Kettensägen im Feuilleton: Don Winslows Verfilmung „Savages“ von Oliver Stone

Der „irre“ Benicio del Toro ist auch mit von der Partie …
Da rümpfen sie die Nase, die feinen Pinkel vom Feuilleton. a) Hat doch Oliver Stone, diese linksliberale Nervbacke, b) einen Roman (muss man den vielleicht lesen?), c) von Don Winslow-Who?, d) verfilmt, e) in dem Kiffer vorkommen, f) Drogendealer, g) ein Mädel, das sich zwei Jungs teilt oder umgekehrt, h) John Travolta einen abgefuckten Drogenfahnder gibt, i) weiter zahlreiche Mexikaner, k) darunter Luxusgeschöpf Salma Hayek als Drogenbaronin, l) Benicio del Toro als fieser Killer, m) dazu Kettensägen, n) abgetrennte Köpfe, o) Snuff-Videos, p) eben das ganze Drogengemetzel, q) dem in Mexiko bisher über 40.000 Menschen zum Opfer gefallen sind, r) während andere das Geld einsacken, s) und über Leichen gehen, t) der noch von Ronald Reagan ausgerufene „Krieg gegen die Drogen“ erbärmlich gescheitert ist, u) und das weiteste Teile der Öffentlichkeit, v) wie auch das Feuilleton, w) einen feuchten Kehricht interessiert, x) während nur wenige Autoren y) wie etwa Don Winslow z) sich überhaupt an das Thema trauen.
„Abschiebeknastkino für smarte weiße Jungs“ betitelte die FAZ am 11. Oktober 2012 im Feuilleton die Filmkritik zu „Savages“ und fällte für all die klugen Köpfe, die nicht gerne ganze Texte lesen wollen, das Verdikt gleich in der Unterzeile: „Oliver Stone choreographiert in ‚Savages‘ rassistische Action-Pirouetten auf unfruchtbarem Bilderboden“. Heiliger Strohsack, Herr Dath, wusste gar nicht, dass Sie Tantiemen von der VG PG (Verwertungsgesellschaft Politische Korrektheit) beziehen. „Mexikaner“, behaupten Sie, „sagt die Kamera, sind Wilde.“ Ach Dath, setzen, Sechs. Nix kapiert. Die Wilden, das sind wir. Alle. Sagt der Film, sagt das Buch, sagen Nietzsche, Musil und John Travolta.

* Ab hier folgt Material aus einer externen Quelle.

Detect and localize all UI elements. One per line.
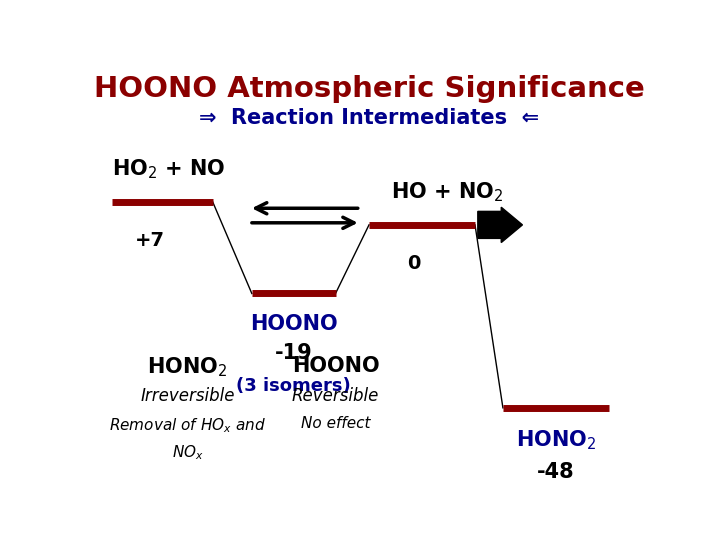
Text: ⇒  Reaction Intermediates  ⇐: ⇒ Reaction Intermediates ⇐ <box>199 109 539 129</box>
Text: Reversible: Reversible <box>292 387 379 405</box>
Text: HONO$_2$: HONO$_2$ <box>148 356 228 380</box>
Text: HO$_2$ + NO: HO$_2$ + NO <box>112 158 226 181</box>
Text: HONO$_2$: HONO$_2$ <box>516 429 596 452</box>
Text: (3 isomers): (3 isomers) <box>236 377 351 395</box>
Text: -19: -19 <box>275 343 312 363</box>
Text: No effect: No effect <box>301 416 370 431</box>
Text: HOONO: HOONO <box>292 356 379 376</box>
Text: Removal of HO$_x$ and: Removal of HO$_x$ and <box>109 416 266 435</box>
Text: HO + NO$_2$: HO + NO$_2$ <box>392 180 504 204</box>
Text: +7: +7 <box>135 231 165 250</box>
Text: Irreversible: Irreversible <box>140 387 235 405</box>
Text: -48: -48 <box>537 462 575 482</box>
FancyArrow shape <box>478 207 523 242</box>
Text: NO$_x$: NO$_x$ <box>171 443 204 462</box>
Text: HOONO Atmospheric Significance: HOONO Atmospheric Significance <box>94 75 644 103</box>
Text: HOONO: HOONO <box>250 314 338 334</box>
Text: 0: 0 <box>407 254 420 273</box>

Wer Winslows „Savages“ („Zeit des Zorns“) gelesen hat, kann sich hier an einer kongenialen filmischen Umsetzung erfreuen. Natürlich kristallisieren sich nur 60 Prozent des Buches auch visuell, Uma Thurman als Hippiemutter der entführten Ophelia wurde ganz herausgeschnitten, Bens Friedfertigkeit und Chons in Afghanistan gestählte Gewaltbereitschaft fehlt manch einer der winslowschen Dialogfunken, insgesamt aber sind die beiden affengut und Oliver Stone findet in vielen, vielen Sequenzen zu jener überhöhten Realität, mit der er in „Natural Born Killers“ nachhaltig verstörte. Die „Savages“-Darstellerriege ist durchweg fulminant – ein Film (Drehbuchmitarbeit Don Winslow), den man auch in 20 Jahren gerne wiedersehen kann. Alle Achtung.
Und schnell reingehen, lange wird er nicht mehr laufen. Das Marketing ist miserabel, da helfen nicht mal schlechte Kritiken wie in der FAZ.